Thursday, May 5, 2011
Marlee vs Baby
Something interesting you may not know about me before this trip? I'm 26, and have never held a baby. Ever. And not by lack of opportunity either. It takes a lot of skill to keep from holding a baby when everyone in the room assumes that since I am a woman I must be naturally inclined to holding an infant. That I want to hold them. That I simply can't wait to oooh and aaah over their little fingers and toes. Not the case.
I'm the random girl who stands in the corner when a coworker brings her new baby to work, making slow movements towards the door and secretly praying for a meteor to hit directly across the street so that I may direct my attention elsewhere. I grab whatever is nearby so my hands are full. I develop a hacking cough and excuse myself to the restroom. I'm so skilled in the baby deflection dance I could be on a friggin' reality television show.
You may laugh, but I'm going to be frank here. Babies. Are. Terrifying.
Why? Not because of the potential spit-up or diaper blowout, or the sheer fragility of their existence, but because they haven't learned how to sugarcoat their criticisms yet.
That's right. Babies are rude. If you're not funny, they cry. If you smell bad, they cry. If you look strange, they cry. With all this information I am left to think if someone hands me a baby and the baby starts crying, they are confirming my deep-seated fears of being a boring, smelly, strange-looking individual. I'm defective, and somehow this tiny person can sense it, and they are going to spread the word like wildfire.

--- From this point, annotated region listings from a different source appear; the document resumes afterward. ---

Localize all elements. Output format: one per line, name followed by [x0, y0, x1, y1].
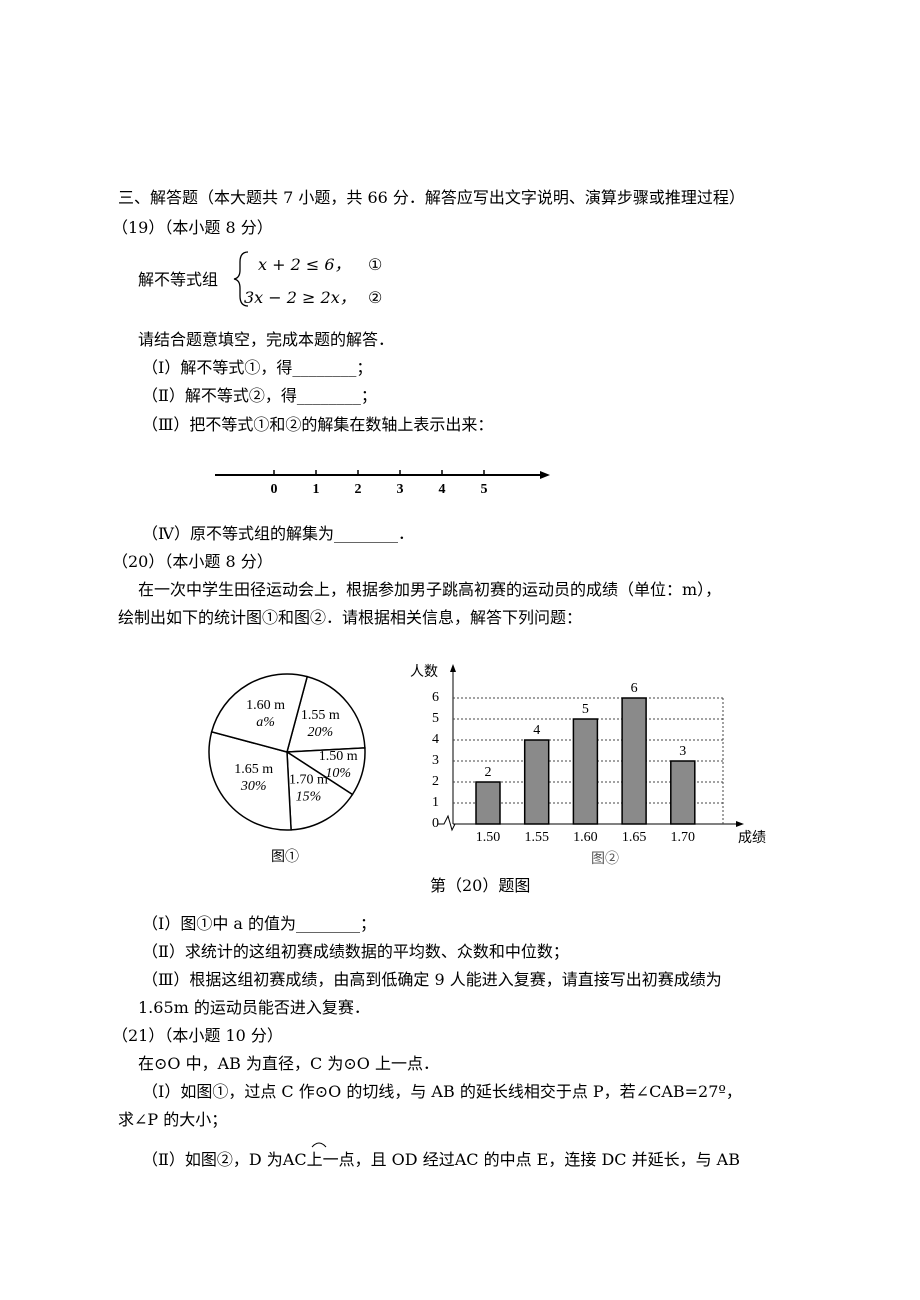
- pie-slice: [286, 750, 354, 831]
- tick-label: 0: [271, 482, 278, 497]
- part: 1.65m 的运动员能否进入复赛．: [138, 998, 370, 1017]
- slice-label: 1.55 m: [301, 708, 340, 723]
- bar: [572, 718, 599, 825]
- y-tick-label: 1: [432, 795, 439, 810]
- prompt: 请结合题意填空，完成本题的解答．: [138, 330, 395, 349]
- intro: 在⊙O 中，AB 为直径，C 为⊙O 上一点．: [138, 1054, 439, 1073]
- x-tick-label: 1.70: [671, 830, 696, 845]
- y-tick-label: 6: [432, 690, 439, 705]
- paragraph: 在一次中学生田径运动会上，根据参加男子跳高初赛的运动员的成绩（单位：m），: [138, 580, 722, 599]
- y-tick-label: 0: [432, 816, 439, 831]
- data-label: 6: [631, 681, 638, 696]
- data-label: 4: [533, 723, 540, 738]
- bar: [523, 739, 550, 825]
- part: 求∠P 的大小；: [118, 1110, 228, 1129]
- question-header: （19）（本小题 8 分）: [112, 218, 273, 237]
- arrow-head: [736, 821, 744, 827]
- slice-value-label: a%: [256, 715, 275, 730]
- part: （Ⅲ）根据这组初赛成绩，由高到低确定 9 人能进入复赛，请直接写出初赛成绩为: [142, 970, 722, 989]
- tick-label: 4: [439, 482, 446, 497]
- tick-label: 1: [313, 482, 320, 497]
- data-label: 3: [679, 744, 686, 759]
- y-tick-label: 4: [432, 732, 439, 747]
- slice-value-label: 15%: [296, 789, 322, 804]
- bar: [475, 781, 501, 825]
- y-tick-label: 5: [432, 711, 439, 726]
- y-axis-label: 人数: [410, 664, 438, 680]
- part: （Ⅳ）原不等式组的解集为________．: [142, 524, 414, 543]
- brace: [233, 251, 249, 307]
- bar: [670, 760, 696, 825]
- x-tick-label: 1.60: [573, 830, 598, 845]
- equation-number: ②: [368, 288, 383, 307]
- data-label: 5: [582, 702, 589, 717]
- data-label: 2: [485, 765, 492, 780]
- y-tick-label: 2: [432, 774, 439, 789]
- equation: x + 2 ≤ 6，: [258, 255, 351, 274]
- x-tick-label: 1.55: [524, 830, 549, 845]
- arrow-head: [450, 664, 456, 672]
- slice-label: 1.65 m: [234, 762, 273, 777]
- figure-caption: 第（20）题图: [430, 876, 531, 895]
- figure-caption: 图①: [271, 849, 299, 865]
- x-axis-label: 成绩: [738, 830, 766, 846]
- slice-value-label: 30%: [240, 779, 267, 794]
- part: （Ⅱ）求统计的这组初赛成绩数据的平均数、众数和中位数；: [142, 942, 569, 961]
- bar: [621, 697, 647, 825]
- axis-break: [438, 814, 456, 832]
- paragraph: 绘制出如下的统计图①和图②．请根据相关信息，解答下列问题：: [118, 608, 583, 627]
- question-header: （21）（本小题 10 分）: [112, 1026, 283, 1045]
- section-title: 三、解答题（本大题共 7 小题，共 66 分．解答应写出文字说明、演算步骤或推理…: [118, 188, 745, 207]
- pie-slice: [210, 673, 309, 753]
- part: （Ⅰ）如图①，过点 C 作⊙O 的切线，与 AB 的延长线相交于点 P，若∠CA…: [142, 1082, 742, 1101]
- arc-symbol: [311, 1142, 327, 1148]
- part: （Ⅲ）把不等式①和②的解集在数轴上表示出来：: [142, 415, 494, 434]
- slice-label: 1.70 m: [289, 772, 328, 787]
- question-header: （20）（本小题 8 分）: [112, 552, 273, 571]
- part: （Ⅱ）如图②，D 为AC上一点，且 OD 经过AC 的中点 E，连接 DC 并延…: [142, 1150, 740, 1169]
- tick-label: 5: [481, 482, 488, 497]
- slice-label: 1.50 m: [319, 749, 358, 764]
- slice-value-label: 20%: [308, 725, 334, 740]
- figure-caption: 图②: [591, 851, 619, 867]
- tick-label: 3: [397, 482, 404, 497]
- pie-slice: [208, 730, 292, 831]
- part: （Ⅰ）解不等式①，得________；: [142, 358, 373, 377]
- arrow-head: [540, 471, 550, 479]
- pie-slice: [286, 675, 366, 753]
- x-tick-label: 1.50: [476, 830, 501, 845]
- equation-number: ①: [368, 255, 383, 274]
- slice-value-label: 10%: [325, 766, 351, 781]
- y-tick-label: 3: [432, 753, 439, 768]
- part: （Ⅰ）图①中 a 的值为________；: [142, 914, 377, 933]
- tick-label: 2: [355, 482, 362, 497]
- x-tick-label: 1.65: [622, 830, 647, 845]
- part: （Ⅱ）解不等式②，得________；: [142, 386, 377, 405]
- equation: 3x − 2 ≥ 2x，: [244, 288, 356, 307]
- slice-label: 1.60 m: [246, 698, 285, 713]
- intro: 解不等式组: [138, 270, 219, 289]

So for the entire 8 hour drive on my way to meet my 4-month old niece, my mind was racing trying to recall my best baby deflection one-liners:
"I have a phobia of miniature sized clothing."
"I just got off work at the roadkill processing plant."
"I didn't take my seizure medication this morning."
"I'm actually deathly allergic to babbling."
These aren't even the good ones (I'm still kind of saving those), but the fact is nothing really works on my brother because he knows me. He knows I don't have seizures and he knows I don't work at a roadkill processing plant. I had no way out.
I walked in the door and my sister-in-law put her in my arms. I held her in a position crossed between holding a cat and holding a football. She squirmed. We made eye-contact.
Moment of truth.
She stared. I stared. Days passed. Months. I could feel my face turning red. She was judging me.
She thinks I'm funny!
Score. My niece is freaking awesome. She thinks I'm hilarious. No big deal.
The rest of the week was cake. She never cried, except for a small 2-minute warning whine to let us all know she had started her internal countdown to explosive torture, but 2 minutes is a long time to determine wet, hungry, or tired, so explosive torture never really arrived. Add on the fact that my sister-in-law has her daughter's sounds down to an exact science, already knowing ahead of time exactly what was coming next.
I found I'm not as bad as I thought I was. I played with her all week, ingraining into her head that I am the most amusing aunt she has, and even fed her a couple times. Sometimes she looks at me in a condescending "you're making a fool out of yourself" way, but I like to think that she is simply being sarcastic. Which I also like to think she picked up from me over the weekend.